Steady-State Kinetic Investigation of Enzyme Assisted Carbon Capture

Abstract

Enzyme assisted carbon capture is attracting massive research interest, and absorbents composed of carbonic anhydrase and aqueous carbonate solutions have proven particularly promising. Here, we study basic capture mechanisms by a novel approach, which is based on the principles of comparative biochemistry. We determined capture rates in potassium carbonate at a range of conditions and found a characteristic saturation behavior at high concentrations of either enzyme or CO₂. These results could be rationalized by a Michaelis Menten approach applied to a thin film or “reaction zone” near the liquid surface. Thus, capture rates corresponded directly to enzyme reaction rates in the reaction zone calculated from published K_M and k_cat values.  This link between capture rates and enzyme kinetics explained the observed saturation behavior. It also allowed estimation of the depth of the reaction zone, which for the current setup was only about 7 µm. This meant that liquid equilibrium between CO₂ and HCO₃^- was obtained within this narrow film, and that enzymes deeper in the liquid had little or no influence on capture rates.

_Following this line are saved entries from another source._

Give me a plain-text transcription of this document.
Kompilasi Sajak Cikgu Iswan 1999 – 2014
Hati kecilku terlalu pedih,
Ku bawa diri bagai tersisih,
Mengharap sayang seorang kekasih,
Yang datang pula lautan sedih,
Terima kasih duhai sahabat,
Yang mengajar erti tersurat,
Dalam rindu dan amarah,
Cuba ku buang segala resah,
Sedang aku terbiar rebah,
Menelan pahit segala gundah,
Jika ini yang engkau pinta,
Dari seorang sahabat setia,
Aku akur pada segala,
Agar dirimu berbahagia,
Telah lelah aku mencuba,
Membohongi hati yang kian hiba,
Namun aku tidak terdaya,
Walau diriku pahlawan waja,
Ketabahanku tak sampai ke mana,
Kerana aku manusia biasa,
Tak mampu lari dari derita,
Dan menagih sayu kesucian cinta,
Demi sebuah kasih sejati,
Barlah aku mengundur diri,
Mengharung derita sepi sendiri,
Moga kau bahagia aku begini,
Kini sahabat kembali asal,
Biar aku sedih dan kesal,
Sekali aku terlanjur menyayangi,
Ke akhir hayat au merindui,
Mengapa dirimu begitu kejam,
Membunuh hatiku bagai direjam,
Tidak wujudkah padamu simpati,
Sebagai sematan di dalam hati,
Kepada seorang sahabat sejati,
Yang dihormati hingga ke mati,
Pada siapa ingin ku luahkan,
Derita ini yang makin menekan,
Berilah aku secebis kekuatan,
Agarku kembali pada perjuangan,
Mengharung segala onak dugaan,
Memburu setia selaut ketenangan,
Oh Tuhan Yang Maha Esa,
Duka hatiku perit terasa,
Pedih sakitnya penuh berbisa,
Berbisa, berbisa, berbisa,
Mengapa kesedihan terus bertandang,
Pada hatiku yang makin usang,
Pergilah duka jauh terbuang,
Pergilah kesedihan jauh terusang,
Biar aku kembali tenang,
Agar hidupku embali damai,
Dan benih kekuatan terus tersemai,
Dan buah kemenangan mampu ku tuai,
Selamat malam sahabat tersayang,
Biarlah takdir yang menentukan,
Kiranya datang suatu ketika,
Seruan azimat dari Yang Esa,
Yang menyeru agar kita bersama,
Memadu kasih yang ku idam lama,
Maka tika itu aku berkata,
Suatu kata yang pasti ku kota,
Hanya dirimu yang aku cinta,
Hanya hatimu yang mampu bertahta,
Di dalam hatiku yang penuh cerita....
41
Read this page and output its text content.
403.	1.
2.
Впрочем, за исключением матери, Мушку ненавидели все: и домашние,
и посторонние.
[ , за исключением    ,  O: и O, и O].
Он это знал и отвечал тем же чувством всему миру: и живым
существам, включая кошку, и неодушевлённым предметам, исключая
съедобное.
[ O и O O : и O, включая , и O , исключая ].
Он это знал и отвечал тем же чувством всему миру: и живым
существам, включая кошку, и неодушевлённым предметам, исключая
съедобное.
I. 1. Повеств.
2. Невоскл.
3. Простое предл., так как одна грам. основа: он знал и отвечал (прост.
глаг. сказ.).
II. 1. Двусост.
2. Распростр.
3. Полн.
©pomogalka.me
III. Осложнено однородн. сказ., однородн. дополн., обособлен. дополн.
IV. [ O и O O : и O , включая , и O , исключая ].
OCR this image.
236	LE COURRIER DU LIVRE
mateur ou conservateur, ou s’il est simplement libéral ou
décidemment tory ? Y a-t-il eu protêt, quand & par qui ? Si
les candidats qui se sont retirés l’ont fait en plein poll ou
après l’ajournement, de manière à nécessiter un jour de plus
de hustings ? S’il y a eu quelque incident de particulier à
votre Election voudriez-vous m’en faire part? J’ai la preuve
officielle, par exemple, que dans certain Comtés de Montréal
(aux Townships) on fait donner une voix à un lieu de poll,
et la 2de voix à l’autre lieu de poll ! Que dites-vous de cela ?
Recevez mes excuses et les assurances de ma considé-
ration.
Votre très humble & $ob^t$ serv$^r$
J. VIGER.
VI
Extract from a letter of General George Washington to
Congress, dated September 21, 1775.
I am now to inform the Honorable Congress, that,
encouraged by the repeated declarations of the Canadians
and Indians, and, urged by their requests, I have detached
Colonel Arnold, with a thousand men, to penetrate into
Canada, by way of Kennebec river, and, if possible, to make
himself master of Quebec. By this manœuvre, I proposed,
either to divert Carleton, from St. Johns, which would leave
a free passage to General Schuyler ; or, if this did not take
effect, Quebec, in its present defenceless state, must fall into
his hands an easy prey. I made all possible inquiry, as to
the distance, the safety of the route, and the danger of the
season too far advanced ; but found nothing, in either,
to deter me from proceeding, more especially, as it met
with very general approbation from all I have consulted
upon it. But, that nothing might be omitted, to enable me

This limitation of the enzyme reaction to a narrow reaction zone also allowed us to rationalize the effect of pH on enzyme assisted capture. Overall, we propose that steady state kinetics can be used in comparative and mechanistic analyses of enzyme accelerated capture. The approach is theoretically simple, requires limited experimental input and could become important e.g. in attempts to identify rate limiting steps in the network of reactions that underpins carbon capture in aqueous absorbents.